Joaquim Mir, colorear las páginas de una historia gris.

Desde su primera juventud, Joaquim Mir formó parte de los círculos artísticos más antiacadémicos. A los veinte años, en su Barcelona natal, con sus amigos Isidre Nonell y Ramon Pichot, entre otros, formaron la Colla del Safrà, un grupo heterodoxo sin otro dogma que la libertad creadora.

 

Cada uno de ellos reinventó a su modo la pintura al aire libre, y distintos rincones de la ciudad condal y sus pueblos aledaños (desde Montjuic a Sant Martí de Provençals) se tiñeron de un color azafranado. El predominio del tono rojizo del azafrán en sus pinturas daría nombre al grupo (“safrà”). Quizás porque vivían en una ciudad acosada por las bombas, el cristal a través del que mirar las calles era de color azafrán. Torbellinos de violencia agitaban la Barcelona de finales del siglo, sacudida por ataques anarquistas, que eran castigados con drásticas represiones. La industrialización acelerada había acuciado la miseria de amplias capas sociales.

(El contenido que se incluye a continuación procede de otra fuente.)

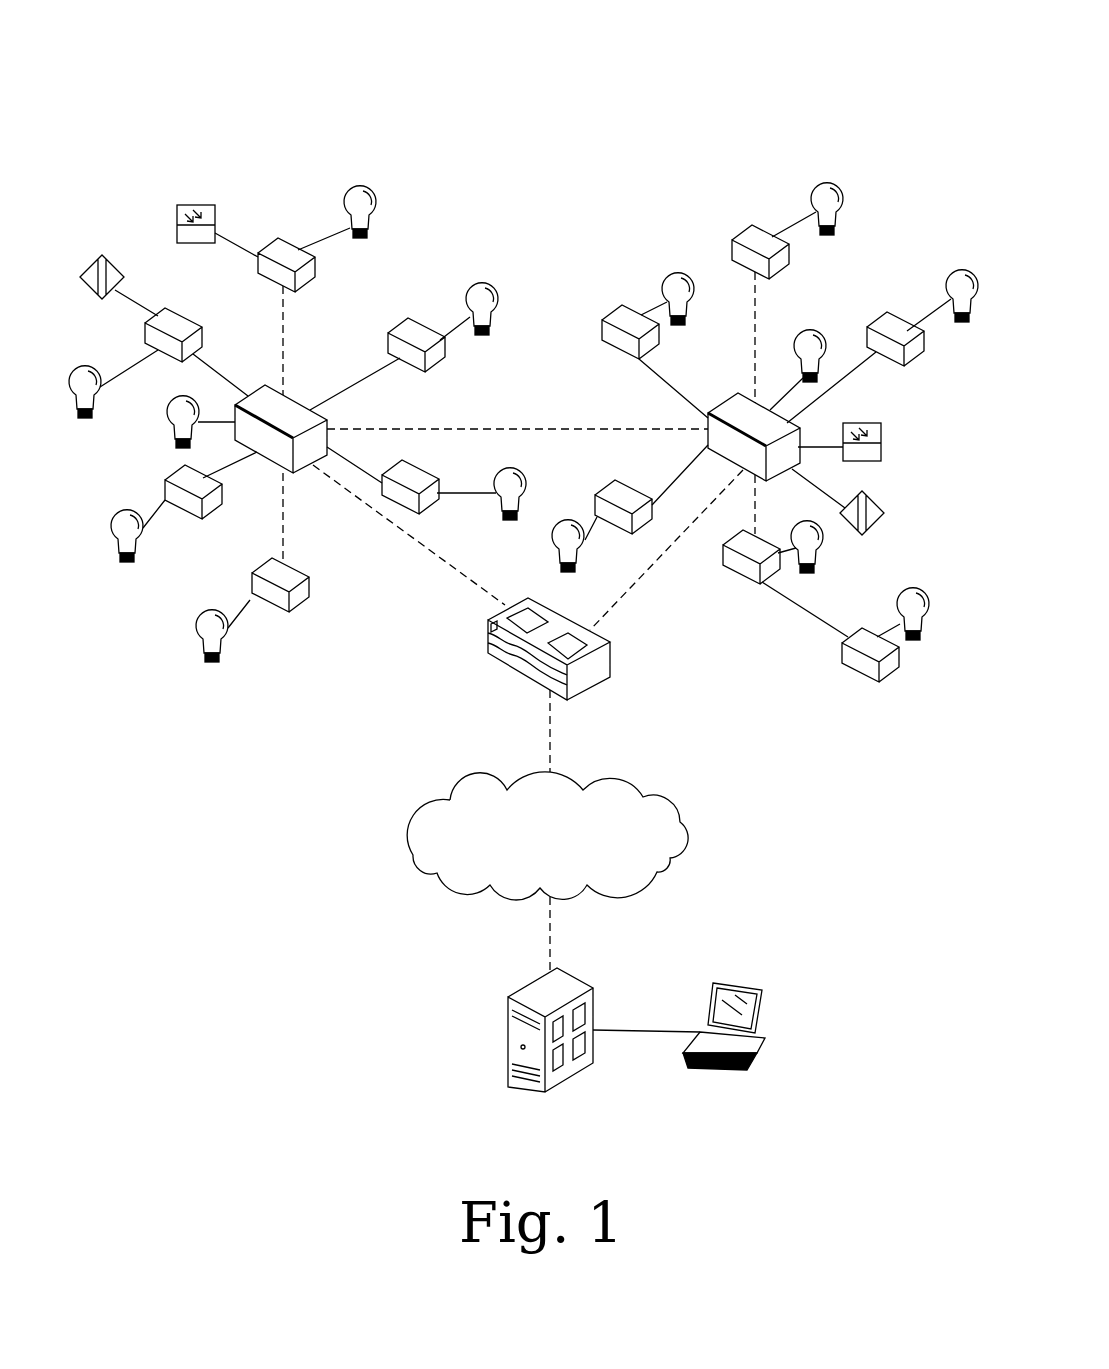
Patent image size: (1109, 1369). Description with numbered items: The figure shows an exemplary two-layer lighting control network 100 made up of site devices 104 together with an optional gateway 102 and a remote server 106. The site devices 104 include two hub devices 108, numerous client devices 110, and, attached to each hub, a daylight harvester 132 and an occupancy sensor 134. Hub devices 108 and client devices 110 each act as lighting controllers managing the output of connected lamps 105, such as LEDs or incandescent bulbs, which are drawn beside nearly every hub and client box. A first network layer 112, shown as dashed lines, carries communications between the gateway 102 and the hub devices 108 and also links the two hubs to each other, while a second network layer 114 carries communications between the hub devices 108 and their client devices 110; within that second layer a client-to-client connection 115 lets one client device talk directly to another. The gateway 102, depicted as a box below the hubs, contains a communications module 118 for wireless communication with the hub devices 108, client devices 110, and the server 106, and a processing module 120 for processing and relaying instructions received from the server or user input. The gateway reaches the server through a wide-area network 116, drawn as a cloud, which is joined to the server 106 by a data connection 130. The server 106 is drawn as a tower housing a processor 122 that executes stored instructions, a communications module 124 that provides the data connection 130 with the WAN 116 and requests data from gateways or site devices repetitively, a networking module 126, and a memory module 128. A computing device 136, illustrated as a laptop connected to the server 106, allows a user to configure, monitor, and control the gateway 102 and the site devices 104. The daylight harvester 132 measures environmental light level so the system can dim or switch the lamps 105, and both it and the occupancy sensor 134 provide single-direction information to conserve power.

The two-layer lighting control network 100 is at (667, 97).
The gateway 102 is at (545, 685).
The site devices 104 is at (529, 439).
The lamps 105 is at (360, 186).
The remote server 106 is at (543, 1053).
The hub devices 108 is at (295, 400).
The client devices 110 is at (275, 240).
The first network layer 112 is at (385, 520).
The second network layer 114 is at (223, 377).
The client-to-client connection 115 is at (827, 627).
The wide-area network (WAN) 116 is at (680, 840).
The communications module 118 is at (488, 633).
The processing module 120 is at (610, 647).
The processor 122 is at (563, 1065).
The communications module 124 is at (588, 1047).
The networking module 126 is at (585, 1015).
The memory module 128 is at (545, 1037).
The data connection 130 is at (548, 942).
The daylight harvester 132 is at (195, 205).
The occupancy sensor 134 is at (112, 263).
The computing device 136 is at (770, 1042).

Fotografía tomada de Mir en su taller.

Mir no era ajeno a las injusticias sociales, pero en lugar de retratar la crudeza de la vida lo que hizo fue reivindicar la función sanadora de la belleza. Como él mismo escribió: “sólo quiero que mis obras alegren el corazón e inunden de luz los ojos y el alma”. Ante el blanco y negro de la realidad que le tocó vivir, Mir opuso una paleta radiante, con infinitos matices cada uno de los cuales eran teclas con las que hacer vibrar el alma.

 

Su pintura pasaría por varias etapas: en Mallorca, rebasaría los postulados simbolistas con sus subyugantes óleos de acantilados; en los años de Tarragona, exploraría los límites plásticos del postimpresionismo…

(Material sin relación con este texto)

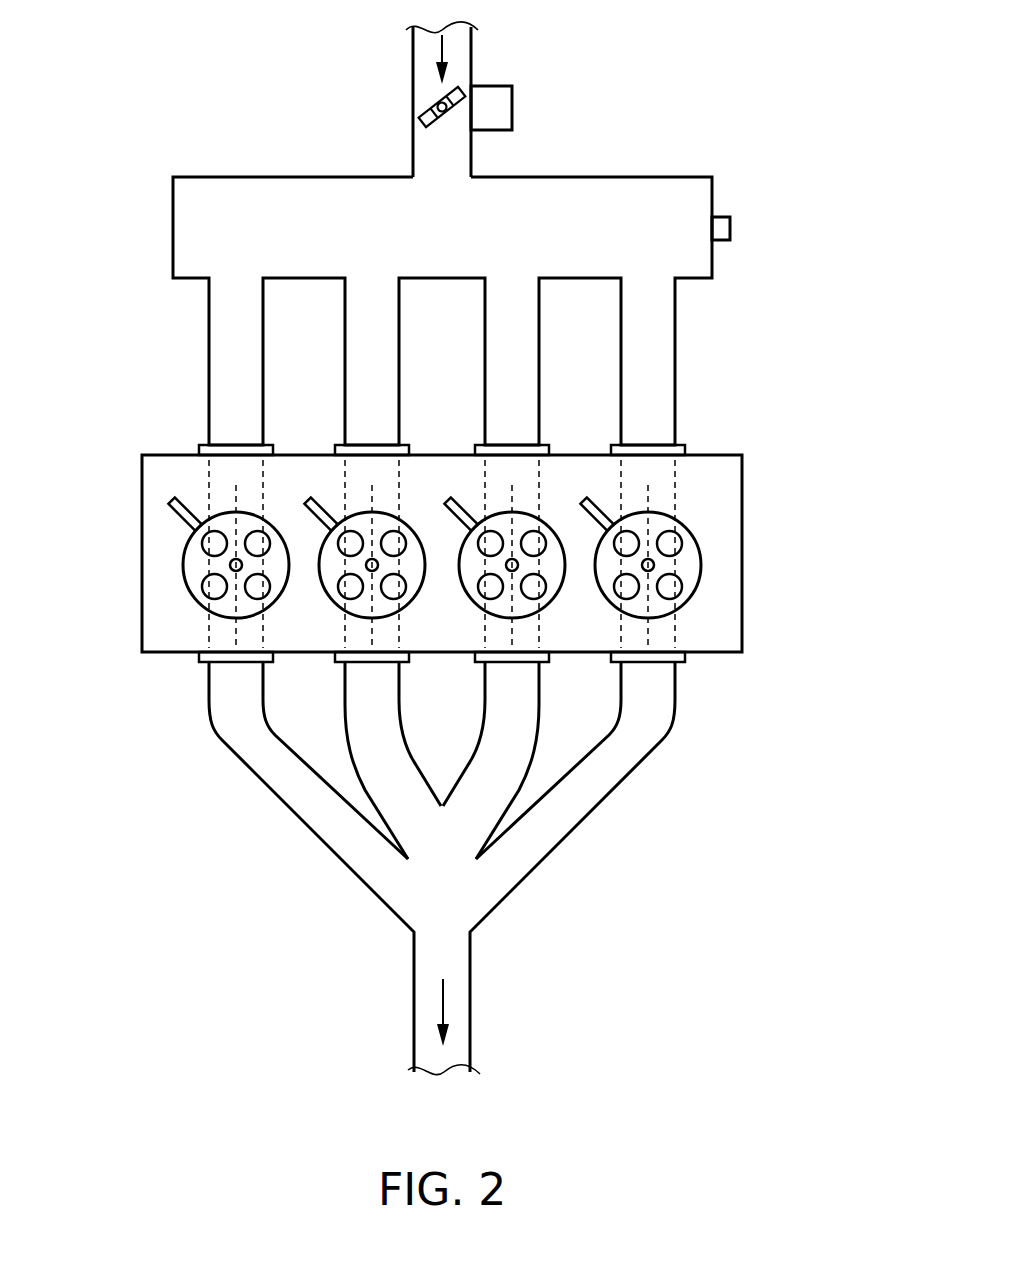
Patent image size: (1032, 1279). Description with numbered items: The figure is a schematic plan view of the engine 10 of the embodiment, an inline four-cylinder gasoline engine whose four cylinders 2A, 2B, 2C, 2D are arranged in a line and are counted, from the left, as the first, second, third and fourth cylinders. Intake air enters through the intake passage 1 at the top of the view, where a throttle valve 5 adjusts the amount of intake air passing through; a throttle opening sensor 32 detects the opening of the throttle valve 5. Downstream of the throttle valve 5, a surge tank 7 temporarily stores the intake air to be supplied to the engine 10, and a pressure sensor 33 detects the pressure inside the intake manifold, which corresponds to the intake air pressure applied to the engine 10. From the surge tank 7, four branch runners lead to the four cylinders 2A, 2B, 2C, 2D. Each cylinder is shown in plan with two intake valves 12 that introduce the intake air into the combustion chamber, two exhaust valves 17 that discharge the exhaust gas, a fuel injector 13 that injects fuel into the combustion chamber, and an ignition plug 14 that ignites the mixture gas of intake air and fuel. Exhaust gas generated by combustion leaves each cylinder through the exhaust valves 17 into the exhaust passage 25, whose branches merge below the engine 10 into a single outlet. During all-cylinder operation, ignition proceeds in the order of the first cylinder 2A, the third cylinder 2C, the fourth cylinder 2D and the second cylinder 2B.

The intake passage 1 is at (628, 126).
The throttle valve 5 is at (428, 116).
The surge tank 7 is at (216, 177).
The engine 10 is at (772, 478).
The intake valve 12 is at (214, 530).
The fuel injector 13 is at (170, 500).
The ignition plug 14 is at (232, 562).
The exhaust valve 17 is at (260, 600).
The cylinder 2A is at (203, 558).
The cylinder 2B is at (416, 598).
The cylinder 2C is at (556, 598).
The cylinder 2D is at (692, 598).
The exhaust passage 25 is at (606, 853).
The throttle opening sensor 32 is at (513, 98).
The pressure sensor 33 is at (731, 224).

JOAQUIM MIR TRINXET “Plaça del mercat de Vilanova”.

 En su última etapa, la de Vilanova i la Geltrú, alcanza una madurez sosegada. Eran los años de la dictadura militar de Primo de Rivera, especialmente represiva para el territorio catalán. Mir, tras casarse con una joven de la Vilanova, un pueblo costero de la provincia de Barcelona, se asentó definitivamente en la localidad, y pintó numerosos parajes de los alrededores: vistas de la playa y de interior. Pero, sobre todo, fueron las escenas de la vida cotidiana en Vilanova, centradas en el ajetreo del mercado o en las fiestas locales, donde su enérgico trazo logra una magistral combinación de estallido lumínico y sabor popular.

En los mismos años que realizó “Las Comparsas de Vilanova” (ca.1926), debió llevar a cabo la “Plaça del mercat”, óleo que Setdart licita estos días en sus subastas online. Ambas se caracterizan por una pincelada ágil y colores vibrantes, propios de una etapa de madurez, que recogen el bullicio y el movimiento (de la fiesta o del mercado). Ambas ofrecen un punto de vista peculiar: las comparsas parecen haber sido pintadas desde un balcón de la plaza, y la Plaça del Mercat ofrece una perspectiva lateral, a pie de calle, como de un transeúnte a punto de adentrarse en la galería cubierta y abriéndose a mano izquierda una luminosa visión de la plaza de tierra. Mir reduce la realidad a sus elementos básicos mediante un excelente manejo de la luz y el color sugiriendo el pulso que late bajo las formas. Así, las figuras de las verduleras y los transeúntes son pura agitación cromática y la luz del mediodía se cuela hasta en los umbríos recovecos de los soportales.

 

Con el inicio de la Guerra Civil, el pintor se recluiría en su casa de Vilanova, y las mejores composicioneslas reflejaría desde su jardín. Le tocó vivir tiempos difíciles, pero supo impregnar su entorno de luces que ahuyentaran las sombras.